I think I have the same facial expression in most of Izzy's baby pictures. It doesn't take away from all the beauty and light though that you emit. And that picture of Zoe... her angelic little face just makes me melt inside.

Rochelle said...

Love you my friend. Always thankful for your perspective, strength and grace!

Cammie Heflin said...

That's my girl Jess!!! I can't be the only glass half full girl! Love you guys!

krlr said...

My girl didn't cry either. I don't know if I was in denial or just exceptionally ignorant because I was astounded at all the noise she made after they fixed her heart. She had been so, so very weak, I feel woozy when I think of it now. But that is where our paths part - I've had multiple peaceful summers since whereas you have been knocked off your feet again & again. Yet you keep standing up & you & Zoey keep finding a way forward. That is real strength.

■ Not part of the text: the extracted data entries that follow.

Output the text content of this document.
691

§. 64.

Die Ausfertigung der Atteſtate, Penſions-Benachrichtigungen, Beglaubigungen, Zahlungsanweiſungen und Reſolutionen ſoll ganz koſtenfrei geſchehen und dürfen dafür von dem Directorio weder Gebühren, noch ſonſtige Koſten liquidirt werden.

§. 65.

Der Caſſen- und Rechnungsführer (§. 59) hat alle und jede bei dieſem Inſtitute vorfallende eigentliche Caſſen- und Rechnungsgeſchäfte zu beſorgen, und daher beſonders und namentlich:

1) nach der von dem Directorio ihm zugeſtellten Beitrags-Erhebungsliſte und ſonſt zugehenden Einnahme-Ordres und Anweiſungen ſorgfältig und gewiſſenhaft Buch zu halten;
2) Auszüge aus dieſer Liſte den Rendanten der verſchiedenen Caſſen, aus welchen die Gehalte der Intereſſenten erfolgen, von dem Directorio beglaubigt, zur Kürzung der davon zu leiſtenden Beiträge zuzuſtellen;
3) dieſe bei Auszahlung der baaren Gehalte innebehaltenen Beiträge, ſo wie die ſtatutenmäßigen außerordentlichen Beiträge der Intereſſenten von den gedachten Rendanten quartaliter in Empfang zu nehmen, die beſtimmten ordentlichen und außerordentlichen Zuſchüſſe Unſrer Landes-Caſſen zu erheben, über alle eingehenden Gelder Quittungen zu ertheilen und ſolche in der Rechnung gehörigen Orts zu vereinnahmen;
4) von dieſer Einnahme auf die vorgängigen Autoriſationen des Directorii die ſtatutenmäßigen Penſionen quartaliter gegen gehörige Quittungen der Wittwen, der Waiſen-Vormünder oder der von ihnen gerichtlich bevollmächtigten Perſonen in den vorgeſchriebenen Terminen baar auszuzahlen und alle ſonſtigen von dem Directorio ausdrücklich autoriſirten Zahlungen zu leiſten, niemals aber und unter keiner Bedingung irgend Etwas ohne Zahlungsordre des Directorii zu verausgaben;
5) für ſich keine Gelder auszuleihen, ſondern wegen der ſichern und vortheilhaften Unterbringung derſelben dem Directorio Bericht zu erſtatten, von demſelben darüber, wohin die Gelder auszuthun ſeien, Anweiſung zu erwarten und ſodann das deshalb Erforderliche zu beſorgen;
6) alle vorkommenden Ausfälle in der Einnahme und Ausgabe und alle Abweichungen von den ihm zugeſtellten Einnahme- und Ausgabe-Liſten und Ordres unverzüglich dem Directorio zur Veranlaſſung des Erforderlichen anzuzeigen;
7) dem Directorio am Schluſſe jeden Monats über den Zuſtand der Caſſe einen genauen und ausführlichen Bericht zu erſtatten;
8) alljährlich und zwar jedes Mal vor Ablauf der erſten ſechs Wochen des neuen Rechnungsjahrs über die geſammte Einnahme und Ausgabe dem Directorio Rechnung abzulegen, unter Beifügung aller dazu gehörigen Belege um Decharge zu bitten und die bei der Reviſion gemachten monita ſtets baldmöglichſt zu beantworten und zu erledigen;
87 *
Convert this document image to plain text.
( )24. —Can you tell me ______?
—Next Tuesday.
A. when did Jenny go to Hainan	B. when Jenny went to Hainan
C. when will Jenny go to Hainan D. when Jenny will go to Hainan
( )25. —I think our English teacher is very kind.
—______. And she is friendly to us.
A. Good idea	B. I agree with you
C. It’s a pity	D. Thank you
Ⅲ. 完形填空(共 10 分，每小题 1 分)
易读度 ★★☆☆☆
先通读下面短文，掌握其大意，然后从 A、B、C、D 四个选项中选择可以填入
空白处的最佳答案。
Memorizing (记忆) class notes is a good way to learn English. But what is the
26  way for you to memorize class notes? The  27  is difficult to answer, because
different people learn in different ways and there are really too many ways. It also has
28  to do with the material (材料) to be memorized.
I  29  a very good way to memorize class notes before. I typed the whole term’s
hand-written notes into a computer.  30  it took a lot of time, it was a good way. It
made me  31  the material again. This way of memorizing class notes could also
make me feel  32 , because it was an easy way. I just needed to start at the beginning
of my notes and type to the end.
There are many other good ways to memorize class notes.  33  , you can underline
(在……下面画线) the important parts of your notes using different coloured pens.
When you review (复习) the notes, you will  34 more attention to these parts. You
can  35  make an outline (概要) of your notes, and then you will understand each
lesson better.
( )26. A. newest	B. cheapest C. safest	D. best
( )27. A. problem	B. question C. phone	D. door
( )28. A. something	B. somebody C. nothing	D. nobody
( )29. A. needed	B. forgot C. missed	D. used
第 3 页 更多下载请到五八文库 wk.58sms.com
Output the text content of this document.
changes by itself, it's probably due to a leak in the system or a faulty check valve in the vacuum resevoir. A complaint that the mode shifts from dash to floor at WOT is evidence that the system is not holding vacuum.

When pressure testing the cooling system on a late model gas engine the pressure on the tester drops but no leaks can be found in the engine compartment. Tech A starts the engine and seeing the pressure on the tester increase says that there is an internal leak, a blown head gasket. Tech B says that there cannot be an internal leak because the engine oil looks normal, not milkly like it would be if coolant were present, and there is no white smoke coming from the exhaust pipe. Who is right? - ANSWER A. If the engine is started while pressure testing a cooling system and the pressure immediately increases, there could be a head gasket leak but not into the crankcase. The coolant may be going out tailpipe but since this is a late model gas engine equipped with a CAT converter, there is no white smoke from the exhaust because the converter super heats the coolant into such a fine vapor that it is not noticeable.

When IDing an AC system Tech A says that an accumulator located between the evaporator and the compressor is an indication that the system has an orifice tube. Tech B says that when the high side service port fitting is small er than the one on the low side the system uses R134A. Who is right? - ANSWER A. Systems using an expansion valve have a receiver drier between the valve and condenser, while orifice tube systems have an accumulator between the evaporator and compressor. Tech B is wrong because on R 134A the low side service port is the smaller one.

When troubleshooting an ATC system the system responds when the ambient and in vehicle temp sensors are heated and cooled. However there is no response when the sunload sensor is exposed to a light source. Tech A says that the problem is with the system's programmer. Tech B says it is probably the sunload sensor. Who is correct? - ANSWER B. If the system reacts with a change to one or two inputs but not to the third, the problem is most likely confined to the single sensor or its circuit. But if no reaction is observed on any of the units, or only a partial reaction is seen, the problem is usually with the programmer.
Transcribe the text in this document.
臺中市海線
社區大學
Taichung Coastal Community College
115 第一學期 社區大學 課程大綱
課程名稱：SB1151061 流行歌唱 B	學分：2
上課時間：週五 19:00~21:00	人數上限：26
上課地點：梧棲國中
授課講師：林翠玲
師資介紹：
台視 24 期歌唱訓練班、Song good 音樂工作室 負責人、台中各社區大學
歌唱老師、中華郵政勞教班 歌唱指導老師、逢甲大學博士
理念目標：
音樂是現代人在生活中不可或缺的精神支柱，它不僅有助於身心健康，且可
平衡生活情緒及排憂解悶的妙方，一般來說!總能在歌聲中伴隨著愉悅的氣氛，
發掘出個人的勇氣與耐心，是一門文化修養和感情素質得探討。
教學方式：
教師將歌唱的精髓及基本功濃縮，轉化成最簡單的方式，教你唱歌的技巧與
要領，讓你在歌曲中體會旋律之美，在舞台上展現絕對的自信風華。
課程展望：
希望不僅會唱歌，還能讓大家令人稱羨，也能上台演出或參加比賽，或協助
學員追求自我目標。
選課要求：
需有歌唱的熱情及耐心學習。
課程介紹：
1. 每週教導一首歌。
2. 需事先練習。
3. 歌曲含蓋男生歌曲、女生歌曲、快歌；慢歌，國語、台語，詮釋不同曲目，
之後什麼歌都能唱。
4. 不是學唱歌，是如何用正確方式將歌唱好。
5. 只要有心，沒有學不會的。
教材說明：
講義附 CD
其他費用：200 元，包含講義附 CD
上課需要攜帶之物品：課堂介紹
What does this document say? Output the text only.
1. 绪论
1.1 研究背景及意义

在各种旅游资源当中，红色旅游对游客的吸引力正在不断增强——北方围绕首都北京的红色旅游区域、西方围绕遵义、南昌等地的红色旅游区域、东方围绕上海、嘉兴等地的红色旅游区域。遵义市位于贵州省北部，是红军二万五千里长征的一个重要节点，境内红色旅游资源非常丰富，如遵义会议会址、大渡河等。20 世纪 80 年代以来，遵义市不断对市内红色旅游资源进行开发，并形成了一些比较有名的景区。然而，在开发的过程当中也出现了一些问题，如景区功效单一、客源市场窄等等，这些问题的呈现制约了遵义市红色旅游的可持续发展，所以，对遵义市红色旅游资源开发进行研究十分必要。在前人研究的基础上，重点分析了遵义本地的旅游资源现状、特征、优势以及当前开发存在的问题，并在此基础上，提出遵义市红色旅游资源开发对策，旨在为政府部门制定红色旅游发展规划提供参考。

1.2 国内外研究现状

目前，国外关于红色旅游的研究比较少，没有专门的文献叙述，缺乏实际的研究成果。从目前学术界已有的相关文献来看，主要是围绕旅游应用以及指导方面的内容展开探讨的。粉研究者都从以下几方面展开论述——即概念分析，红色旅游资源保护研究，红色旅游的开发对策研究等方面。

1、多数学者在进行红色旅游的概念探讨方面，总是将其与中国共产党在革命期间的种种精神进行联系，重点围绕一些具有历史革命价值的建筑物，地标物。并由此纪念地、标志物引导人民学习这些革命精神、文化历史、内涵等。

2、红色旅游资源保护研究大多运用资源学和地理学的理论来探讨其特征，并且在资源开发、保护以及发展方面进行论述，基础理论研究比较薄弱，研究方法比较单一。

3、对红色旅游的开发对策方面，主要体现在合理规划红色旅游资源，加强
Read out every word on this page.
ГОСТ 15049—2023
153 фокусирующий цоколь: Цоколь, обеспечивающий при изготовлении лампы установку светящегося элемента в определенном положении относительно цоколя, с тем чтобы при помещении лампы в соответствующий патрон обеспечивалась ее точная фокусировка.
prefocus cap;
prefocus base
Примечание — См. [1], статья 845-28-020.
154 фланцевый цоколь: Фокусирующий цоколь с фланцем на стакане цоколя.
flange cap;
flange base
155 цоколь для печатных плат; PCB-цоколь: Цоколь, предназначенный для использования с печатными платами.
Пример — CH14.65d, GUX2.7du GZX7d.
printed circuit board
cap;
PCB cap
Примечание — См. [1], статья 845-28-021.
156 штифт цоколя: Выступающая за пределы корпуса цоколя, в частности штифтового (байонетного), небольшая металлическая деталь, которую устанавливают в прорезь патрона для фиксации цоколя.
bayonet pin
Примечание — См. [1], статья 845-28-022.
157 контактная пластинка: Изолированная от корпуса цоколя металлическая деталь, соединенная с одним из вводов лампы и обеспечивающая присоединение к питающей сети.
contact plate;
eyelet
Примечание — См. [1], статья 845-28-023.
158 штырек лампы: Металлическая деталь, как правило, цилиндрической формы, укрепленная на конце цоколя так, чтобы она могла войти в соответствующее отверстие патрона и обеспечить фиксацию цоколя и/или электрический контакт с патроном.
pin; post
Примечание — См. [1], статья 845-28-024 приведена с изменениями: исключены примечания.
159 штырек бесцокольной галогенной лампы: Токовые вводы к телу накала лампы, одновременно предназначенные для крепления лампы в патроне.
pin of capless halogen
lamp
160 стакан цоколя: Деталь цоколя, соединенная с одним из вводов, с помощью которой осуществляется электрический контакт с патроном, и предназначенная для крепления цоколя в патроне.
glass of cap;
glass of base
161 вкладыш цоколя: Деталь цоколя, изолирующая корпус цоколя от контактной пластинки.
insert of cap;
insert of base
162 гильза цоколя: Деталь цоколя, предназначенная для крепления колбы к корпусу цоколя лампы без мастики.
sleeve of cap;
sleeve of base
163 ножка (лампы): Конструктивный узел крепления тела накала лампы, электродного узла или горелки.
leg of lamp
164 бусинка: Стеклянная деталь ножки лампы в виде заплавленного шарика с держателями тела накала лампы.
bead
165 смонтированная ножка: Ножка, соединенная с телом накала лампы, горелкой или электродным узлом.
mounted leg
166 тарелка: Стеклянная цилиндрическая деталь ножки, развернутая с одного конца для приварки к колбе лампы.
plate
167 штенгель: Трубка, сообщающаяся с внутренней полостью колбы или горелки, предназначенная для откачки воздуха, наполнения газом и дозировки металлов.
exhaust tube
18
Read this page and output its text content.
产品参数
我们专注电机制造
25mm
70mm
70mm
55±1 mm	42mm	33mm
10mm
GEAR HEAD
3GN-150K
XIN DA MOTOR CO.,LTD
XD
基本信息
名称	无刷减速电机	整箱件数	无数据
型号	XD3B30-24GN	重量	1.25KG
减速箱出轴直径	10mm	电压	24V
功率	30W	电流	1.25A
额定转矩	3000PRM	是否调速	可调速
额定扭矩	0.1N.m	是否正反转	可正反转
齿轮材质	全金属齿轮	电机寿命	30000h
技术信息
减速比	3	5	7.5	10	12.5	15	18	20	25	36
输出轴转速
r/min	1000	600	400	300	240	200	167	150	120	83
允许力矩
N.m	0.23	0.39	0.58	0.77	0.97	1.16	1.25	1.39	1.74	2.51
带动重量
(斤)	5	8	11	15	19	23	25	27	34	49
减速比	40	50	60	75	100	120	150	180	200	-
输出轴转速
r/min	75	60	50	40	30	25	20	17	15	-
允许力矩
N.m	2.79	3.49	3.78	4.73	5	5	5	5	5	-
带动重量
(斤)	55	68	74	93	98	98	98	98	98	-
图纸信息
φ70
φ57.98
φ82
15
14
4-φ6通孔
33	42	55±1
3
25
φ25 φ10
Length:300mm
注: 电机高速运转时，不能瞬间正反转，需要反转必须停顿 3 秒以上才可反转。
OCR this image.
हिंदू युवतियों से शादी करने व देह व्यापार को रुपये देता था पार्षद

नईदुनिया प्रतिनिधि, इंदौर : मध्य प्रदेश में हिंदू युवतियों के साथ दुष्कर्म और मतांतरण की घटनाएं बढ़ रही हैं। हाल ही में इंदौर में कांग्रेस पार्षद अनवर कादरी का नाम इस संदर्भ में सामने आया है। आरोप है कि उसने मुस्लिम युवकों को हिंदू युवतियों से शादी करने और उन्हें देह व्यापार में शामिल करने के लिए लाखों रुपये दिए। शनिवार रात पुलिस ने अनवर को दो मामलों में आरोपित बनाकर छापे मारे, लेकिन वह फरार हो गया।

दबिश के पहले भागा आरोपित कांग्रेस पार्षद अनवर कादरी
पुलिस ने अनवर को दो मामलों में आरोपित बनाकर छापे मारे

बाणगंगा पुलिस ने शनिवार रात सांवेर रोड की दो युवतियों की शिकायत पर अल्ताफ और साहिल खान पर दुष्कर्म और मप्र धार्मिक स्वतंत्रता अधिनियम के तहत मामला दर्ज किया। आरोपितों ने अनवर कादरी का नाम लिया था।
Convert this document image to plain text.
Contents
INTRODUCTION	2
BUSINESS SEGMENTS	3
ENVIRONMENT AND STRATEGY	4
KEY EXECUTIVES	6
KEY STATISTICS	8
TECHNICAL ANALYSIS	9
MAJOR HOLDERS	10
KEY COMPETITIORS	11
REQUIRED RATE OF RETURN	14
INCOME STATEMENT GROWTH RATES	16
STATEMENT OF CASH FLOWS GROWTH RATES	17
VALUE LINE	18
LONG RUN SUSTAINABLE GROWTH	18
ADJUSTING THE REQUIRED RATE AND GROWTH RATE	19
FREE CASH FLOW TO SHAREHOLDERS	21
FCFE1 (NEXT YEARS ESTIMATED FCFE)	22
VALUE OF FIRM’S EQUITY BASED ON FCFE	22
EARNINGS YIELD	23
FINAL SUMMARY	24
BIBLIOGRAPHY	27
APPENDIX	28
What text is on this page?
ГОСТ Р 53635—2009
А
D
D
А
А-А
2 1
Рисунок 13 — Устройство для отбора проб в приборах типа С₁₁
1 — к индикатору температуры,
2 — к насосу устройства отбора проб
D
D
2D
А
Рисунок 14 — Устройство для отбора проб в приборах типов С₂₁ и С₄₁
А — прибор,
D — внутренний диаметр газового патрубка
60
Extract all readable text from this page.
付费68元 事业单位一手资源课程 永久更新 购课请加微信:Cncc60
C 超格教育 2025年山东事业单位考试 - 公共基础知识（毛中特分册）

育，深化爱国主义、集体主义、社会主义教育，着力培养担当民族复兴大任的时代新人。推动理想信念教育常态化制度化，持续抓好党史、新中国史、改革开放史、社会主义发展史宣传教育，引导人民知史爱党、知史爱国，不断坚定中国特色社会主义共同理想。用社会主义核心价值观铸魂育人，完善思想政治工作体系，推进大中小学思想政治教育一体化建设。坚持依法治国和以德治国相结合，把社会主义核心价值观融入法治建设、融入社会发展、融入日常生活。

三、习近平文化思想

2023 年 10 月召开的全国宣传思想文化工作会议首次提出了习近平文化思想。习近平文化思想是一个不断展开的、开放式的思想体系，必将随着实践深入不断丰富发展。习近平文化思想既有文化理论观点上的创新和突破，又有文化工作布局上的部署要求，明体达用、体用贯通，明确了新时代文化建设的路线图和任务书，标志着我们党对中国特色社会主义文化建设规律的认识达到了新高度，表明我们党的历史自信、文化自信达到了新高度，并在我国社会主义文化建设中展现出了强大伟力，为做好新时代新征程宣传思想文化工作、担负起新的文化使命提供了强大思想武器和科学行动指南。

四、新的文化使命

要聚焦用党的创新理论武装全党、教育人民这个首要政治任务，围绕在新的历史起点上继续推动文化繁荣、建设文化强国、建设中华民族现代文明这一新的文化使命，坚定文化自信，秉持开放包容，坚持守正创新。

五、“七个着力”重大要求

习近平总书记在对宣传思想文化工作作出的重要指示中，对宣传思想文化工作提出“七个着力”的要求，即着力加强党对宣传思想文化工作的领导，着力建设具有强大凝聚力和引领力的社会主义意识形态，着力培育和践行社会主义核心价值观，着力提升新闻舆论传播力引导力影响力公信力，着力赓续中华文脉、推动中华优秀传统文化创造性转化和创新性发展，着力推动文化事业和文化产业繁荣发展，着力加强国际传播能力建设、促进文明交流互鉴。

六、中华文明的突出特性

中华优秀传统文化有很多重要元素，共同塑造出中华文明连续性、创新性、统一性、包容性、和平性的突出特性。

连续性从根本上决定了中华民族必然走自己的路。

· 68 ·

It's funny but "it could be worse" is my primary operating system. Perhaps not the most cheerful one, but its effective. And I think you found the one thing that would drive me literally, clinically insane.

Shelly Turpin said...

Hugs to you my friend. And regardless of what you have going on, you are always there with a kind word or a thoughtful gesture. How grateful I am that you found Bella's blog!

colleen said...

Beautiful post Heather....You have been through so much and have come out on top. Who knew you could do such hard work and end up standing... or should I say running!

Peter Olson said...

This life is just a temporary condition.
(2 Corinthians 4:16-18)
I believe that there is a purpose for all of this.
(Romans 8:28)
Someday, in heaven, I hope to look you in the eye, give you a big hug, and say, "See?" Ha! Ha!
Our moms are already there and waiting for us to do the same thing, I'll bet.
With the faith of a child (Zoey kind-a faith)
Have a great day!
:-) Love & Hugs

Julie Ames said...

Can you remember summers before Zoey?
She is such a bright light in our world. Thank you.

karen gerstenberger said...

I'm so sorry for your loss. I don't get over here as often as I'd like, and I totally missed the posts about your mother's passing. You and your family have my deepest sympathy.

Kristin said...

Beautiful post. Puts so many small problems/things in perspective. Saw this quote the other day, "The things you take for granted, someone else is praying for." So grateful for what I have, and even more for what I haven't had to experience (child abduction being #1 on the list).

Melissa said...

Love you friend!


Onward Christian Soldier. First thing that popped in to my head. Favorite song while growing up in Portand Oregon!